Brocka agreed that “Eating Out” opened doors, especially in his own filmmaking career. While the first “Eating Out” has an all-white cast, the Guam-born director told me he pushed to include people of color in later films like “Boy Culture.” He noted that Verraros was the only out actor in that first installment, “but by the third one all of the principals were queer. So that’s how fast that was changing.”

Nowadays, he’s putting the finishing touches on a feature called “Love & Lockdown,” a romantic comedy about a trans man who gets stuck back home in the Philippines during the early days of COVID-19.
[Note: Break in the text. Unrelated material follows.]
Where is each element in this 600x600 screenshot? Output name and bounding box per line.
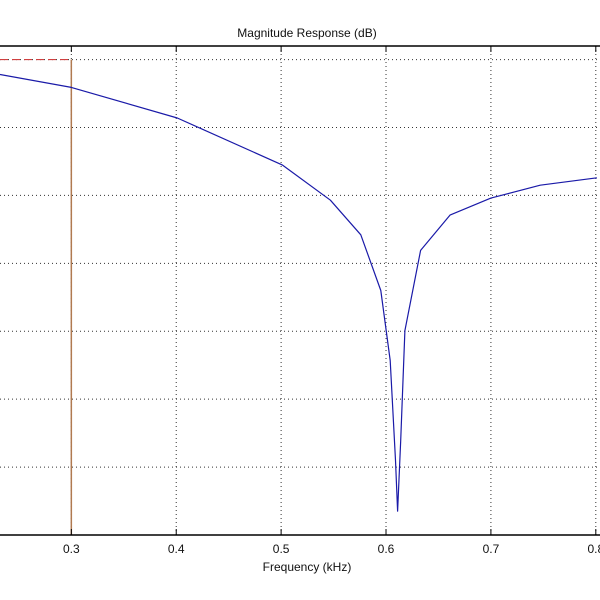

Verraros got out of the game for a while, but he’s dipping a toe back into the entertainment world, too. He released a banger called “Take My Bow” in 2023, and it reached #5 on a club-music chart in the United Kingdom, sitting alongside tracks by Kylie Minogue and Calvin Harris.

Mostly, he’s happy to be “focusing on the creativity that you can bring into the world, and not staring into the darkness,” he said, “which is very easy to do.”